Der wahre Preis von GTA 6: Rockstar feuert Mitarbeiter und der Grund ist ein Pulverfass
Im Schatten des wohl am sehnlichsten erwarteten Spiels der Dekade, Grand Theft Auto 6, hat sich ein beunruhigendes Drama entfaltet, das die gesamte Branche erschüttert. Berichten zufolge hat Entwicklergigant Rockstar Games zwischen 30 und 40 seiner Mitarbeiter in den Niederlassungen in Großbritannien und Kanada entlassen. Während Entlassungen in der volatilen Spielebranche leider keine Seltenheit mehr sind, ist es der erbitterte Streit um die wahren Gründe, der diesen Fall zu einem hochexplosiven Pulverfass macht. Zwei diametral entgegengesetzte Narrative prallen aufeinander und zeichnen ein düsteres Bild vom Zustand hinter den Kulissen.

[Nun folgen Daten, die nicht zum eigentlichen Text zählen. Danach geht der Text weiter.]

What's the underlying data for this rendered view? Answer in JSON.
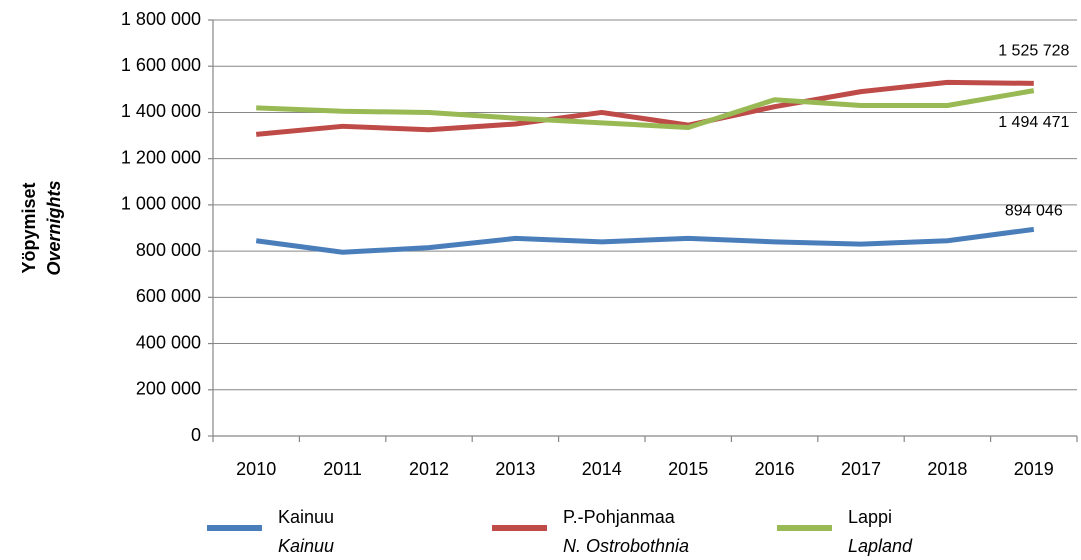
{
  "chart_data": {
    "type": "line",
    "y_label": "Yöpymiset",
    "y_label_en": "Overnights",
    "categories": [
      "2010",
      "2011",
      "2012",
      "2013",
      "2014",
      "2015",
      "2016",
      "2017",
      "2018",
      "2019"
    ],
    "series": [
      {
        "name": "Kainuu",
        "name_en": "Kainuu",
        "color": "#4a7ebb",
        "values": [
          845000,
          795000,
          815000,
          855000,
          840000,
          855000,
          840000,
          830000,
          845000,
          894046
        ],
        "value_labels": [
          null,
          null,
          null,
          null,
          null,
          null,
          null,
          null,
          null,
          "894 046"
        ]
      },
      {
        "name": "P.-Pohjanmaa",
        "name_en": "N. Ostrobothnia",
        "color": "#be4b48",
        "values": [
          1305000,
          1340000,
          1325000,
          1350000,
          1400000,
          1345000,
          1425000,
          1490000,
          1530000,
          1525728
        ],
        "value_labels": [
          null,
          null,
          null,
          null,
          null,
          null,
          null,
          null,
          null,
          "1 525 728"
        ]
      },
      {
        "name": "Lappi",
        "name_en": "Lapland",
        "color": "#98b954",
        "values": [
          1420000,
          1405000,
          1400000,
          1375000,
          1355000,
          1335000,
          1455000,
          1430000,
          1430000,
          1494471
        ],
        "value_labels": [
          null,
          null,
          null,
          null,
          null,
          null,
          null,
          null,
          null,
          "1 494 471"
        ]
      }
    ],
    "ylim": [
      0,
      1800000
    ],
    "yticks": [
      0,
      {
        "value": 200000,
        "label": "200 000"
      },
      {
        "value": 400000,
        "label": "400 000"
      },
      {
        "value": 600000,
        "label": "600 000"
      },
      {
        "value": 800000,
        "label": "800 000"
      },
      {
        "value": 1000000,
        "label": "1 000 000"
      },
      {
        "value": 1200000,
        "label": "1 200 000"
      },
      {
        "value": 1400000,
        "label": "1 400 000"
      },
      {
        "value": 1600000,
        "label": "1 600 000"
      },
      {
        "value": 1800000,
        "label": "1 800 000"
      }
    ],
    "grid": true,
    "legend": "bottom"
  }
}
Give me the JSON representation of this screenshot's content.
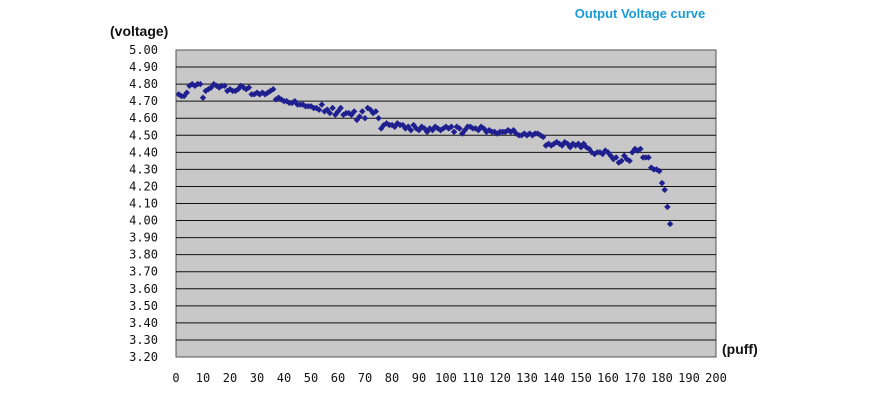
{
  "chart_data": {
    "type": "scatter",
    "title": "Output Voltage curve",
    "ylabel": "(voltage)",
    "xlabel": "(puff)",
    "xlim": [
      0,
      200
    ],
    "ylim": [
      3.2,
      5.0
    ],
    "xticks": [
      "0",
      "10",
      "20",
      "30",
      "40",
      "50",
      "60",
      "70",
      "80",
      "90",
      "100",
      "110",
      "120",
      "130",
      "140",
      "150",
      "160",
      "170",
      "180",
      "190",
      "200"
    ],
    "yticks": [
      "5.00",
      "4.90",
      "4.80",
      "4.70",
      "4.60",
      "4.50",
      "4.40",
      "4.30",
      "4.20",
      "4.10",
      "4.00",
      "3.90",
      "3.80",
      "3.70",
      "3.60",
      "3.50",
      "3.40",
      "3.30",
      "3.20"
    ],
    "grid": true,
    "marker_color": "#1f1f8f",
    "plot_background": "#c8c8c8",
    "series": [
      {
        "points": [
          [
            1,
            4.74
          ],
          [
            2,
            4.73
          ],
          [
            3,
            4.73
          ],
          [
            4,
            4.75
          ],
          [
            5,
            4.79
          ],
          [
            6,
            4.8
          ],
          [
            7,
            4.79
          ],
          [
            8,
            4.8
          ],
          [
            9,
            4.8
          ],
          [
            10,
            4.72
          ],
          [
            11,
            4.76
          ],
          [
            12,
            4.77
          ],
          [
            13,
            4.78
          ],
          [
            14,
            4.8
          ],
          [
            15,
            4.79
          ],
          [
            16,
            4.78
          ],
          [
            17,
            4.79
          ],
          [
            18,
            4.79
          ],
          [
            19,
            4.76
          ],
          [
            20,
            4.77
          ],
          [
            21,
            4.76
          ],
          [
            22,
            4.76
          ],
          [
            23,
            4.77
          ],
          [
            24,
            4.79
          ],
          [
            25,
            4.78
          ],
          [
            26,
            4.77
          ],
          [
            27,
            4.78
          ],
          [
            28,
            4.74
          ],
          [
            29,
            4.74
          ],
          [
            30,
            4.75
          ],
          [
            31,
            4.74
          ],
          [
            32,
            4.75
          ],
          [
            33,
            4.74
          ],
          [
            34,
            4.75
          ],
          [
            35,
            4.76
          ],
          [
            36,
            4.77
          ],
          [
            37,
            4.71
          ],
          [
            38,
            4.72
          ],
          [
            39,
            4.71
          ],
          [
            40,
            4.7
          ],
          [
            41,
            4.7
          ],
          [
            42,
            4.69
          ],
          [
            43,
            4.69
          ],
          [
            44,
            4.7
          ],
          [
            45,
            4.68
          ],
          [
            46,
            4.68
          ],
          [
            47,
            4.68
          ],
          [
            48,
            4.67
          ],
          [
            49,
            4.67
          ],
          [
            50,
            4.67
          ],
          [
            51,
            4.66
          ],
          [
            52,
            4.66
          ],
          [
            53,
            4.65
          ],
          [
            54,
            4.68
          ],
          [
            55,
            4.64
          ],
          [
            56,
            4.65
          ],
          [
            57,
            4.63
          ],
          [
            58,
            4.66
          ],
          [
            59,
            4.62
          ],
          [
            60,
            4.64
          ],
          [
            61,
            4.66
          ],
          [
            62,
            4.62
          ],
          [
            63,
            4.63
          ],
          [
            64,
            4.63
          ],
          [
            65,
            4.62
          ],
          [
            66,
            4.64
          ],
          [
            67,
            4.59
          ],
          [
            68,
            4.61
          ],
          [
            69,
            4.64
          ],
          [
            70,
            4.6
          ],
          [
            71,
            4.66
          ],
          [
            72,
            4.65
          ],
          [
            73,
            4.63
          ],
          [
            74,
            4.64
          ],
          [
            75,
            4.6
          ],
          [
            76,
            4.54
          ],
          [
            77,
            4.56
          ],
          [
            78,
            4.57
          ],
          [
            79,
            4.56
          ],
          [
            80,
            4.56
          ],
          [
            81,
            4.55
          ],
          [
            82,
            4.57
          ],
          [
            83,
            4.56
          ],
          [
            84,
            4.56
          ],
          [
            85,
            4.54
          ],
          [
            86,
            4.55
          ],
          [
            87,
            4.53
          ],
          [
            88,
            4.56
          ],
          [
            89,
            4.54
          ],
          [
            90,
            4.53
          ],
          [
            91,
            4.55
          ],
          [
            92,
            4.54
          ],
          [
            93,
            4.52
          ],
          [
            94,
            4.54
          ],
          [
            95,
            4.53
          ],
          [
            96,
            4.55
          ],
          [
            97,
            4.54
          ],
          [
            98,
            4.53
          ],
          [
            99,
            4.54
          ],
          [
            100,
            4.55
          ],
          [
            101,
            4.54
          ],
          [
            102,
            4.55
          ],
          [
            103,
            4.52
          ],
          [
            104,
            4.55
          ],
          [
            105,
            4.54
          ],
          [
            106,
            4.51
          ],
          [
            107,
            4.53
          ],
          [
            108,
            4.55
          ],
          [
            109,
            4.55
          ],
          [
            110,
            4.54
          ],
          [
            111,
            4.54
          ],
          [
            112,
            4.53
          ],
          [
            113,
            4.55
          ],
          [
            114,
            4.54
          ],
          [
            115,
            4.52
          ],
          [
            116,
            4.53
          ],
          [
            117,
            4.52
          ],
          [
            118,
            4.52
          ],
          [
            119,
            4.51
          ],
          [
            120,
            4.52
          ],
          [
            121,
            4.52
          ],
          [
            122,
            4.52
          ],
          [
            123,
            4.53
          ],
          [
            124,
            4.52
          ],
          [
            125,
            4.53
          ],
          [
            126,
            4.51
          ],
          [
            127,
            4.5
          ],
          [
            128,
            4.5
          ],
          [
            129,
            4.51
          ],
          [
            130,
            4.5
          ],
          [
            131,
            4.51
          ],
          [
            132,
            4.5
          ],
          [
            133,
            4.51
          ],
          [
            134,
            4.51
          ],
          [
            135,
            4.5
          ],
          [
            136,
            4.49
          ],
          [
            137,
            4.44
          ],
          [
            138,
            4.45
          ],
          [
            139,
            4.44
          ],
          [
            140,
            4.45
          ],
          [
            141,
            4.46
          ],
          [
            142,
            4.45
          ],
          [
            143,
            4.44
          ],
          [
            144,
            4.46
          ],
          [
            145,
            4.45
          ],
          [
            146,
            4.43
          ],
          [
            147,
            4.45
          ],
          [
            148,
            4.44
          ],
          [
            149,
            4.45
          ],
          [
            150,
            4.43
          ],
          [
            151,
            4.45
          ],
          [
            152,
            4.43
          ],
          [
            153,
            4.42
          ],
          [
            154,
            4.4
          ],
          [
            155,
            4.39
          ],
          [
            156,
            4.4
          ],
          [
            157,
            4.4
          ],
          [
            158,
            4.39
          ],
          [
            159,
            4.41
          ],
          [
            160,
            4.4
          ],
          [
            161,
            4.38
          ],
          [
            162,
            4.36
          ],
          [
            163,
            4.37
          ],
          [
            164,
            4.34
          ],
          [
            165,
            4.35
          ],
          [
            166,
            4.38
          ],
          [
            167,
            4.36
          ],
          [
            168,
            4.35
          ],
          [
            169,
            4.4
          ],
          [
            170,
            4.42
          ],
          [
            171,
            4.41
          ],
          [
            172,
            4.42
          ],
          [
            173,
            4.37
          ],
          [
            174,
            4.37
          ],
          [
            175,
            4.37
          ],
          [
            176,
            4.31
          ],
          [
            177,
            4.3
          ],
          [
            178,
            4.3
          ],
          [
            179,
            4.29
          ],
          [
            180,
            4.22
          ],
          [
            181,
            4.18
          ],
          [
            182,
            4.08
          ],
          [
            183,
            3.98
          ]
        ]
      }
    ]
  }
}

Fehlverhalten gegen Gewerkschaftsbekämpfung
Die offizielle Lesart von Take-Two Interactive, dem Mutterkonzern von Rockstar Games, ist kurz und bündig: Die Kündigungen seien aufgrund von „schwerwiegendem Fehlverhalten“ erfolgt, und man unterstütze die Entscheidung des Entwicklerstudios vollumfänglich. Doch dieser Darstellung widerspricht die Independent Workers‘ Union of Great Britain (IWGB) aufs Schärfste. Deren Präsident, Alex Marshall, schlägt in einer Brandrede Alarm und behauptet, alle gefeuerten Mitarbeiter seien entweder bereits Teil einer Gewerkschaft gewesen oder hätten versucht, sich zu organisieren. Er bezeichnet die Entlassungen als „flagranten Rechtsbruch“ und als einen „unverhohlenen und rücksichtslosen Akt der Gewerkschaftsbekämpfung“.
Ein alarmierender Präzedenzfall
Diese beunruhigenden Nachrichten fallen nicht vom Himmel, sondern fügen sich in ein verstörendes Muster ein, das die gesamte Videospielindustrie durchzieht. Ein turbulentes Jahr hat bereits Tausende von Entlassungen bei Branchenriesen wie Amazon und Microsoft gesehen. Die Vorwürfe der gezielten Bekämpfung gewerkschaftlicher Organisation sind ebenfalls kein Novum; Konzerne wie Activision Blizzard und Nintendo sahen sich bereits ähnlichen Anschuldigungen ausgesetzt. Ein besonders alarmierender Präzedenzfall ereignete sich während der Entwicklung von Dragon Age: The Veilguard, als sämtliche gewerkschaftlich organisierten QA-Tester, die an dem Projekt arbeiteten, entlassen wurden – just nachdem sie die erste Gewerkschaft der kanadischen Spielebranche gegründet hatten.
Die allgegenwärtige Angst um die Zukunft
Unabhängig vom wahren Grund hinter den Kündigungen bei Rockstar stehen Dutzende von Entwicklern vor einer ungewissen Zukunft, und die allgegenwärtige Angst in der Branche wächst weiter. Zu den Sorgen über sich verändernde Märkte und die Nachwirkungen der übermäßigen Einstellungen während der Pandemie gesellt sich nun eine weitere, noch düsterere Wolke am Horizont: der unaufhaltsame Vormarsch künstlicher Intelligenz. Viele Entwickler befürchten, dass KI in den kommenden Jahren genutzt werden könnte, um ganze Berufsfelder und Verantwortungsbereiche zu übernehmen, was zu einer noch drastischeren Welle von Arbeitsplatzverlusten ab 2026 und darüber hinaus führen könnte.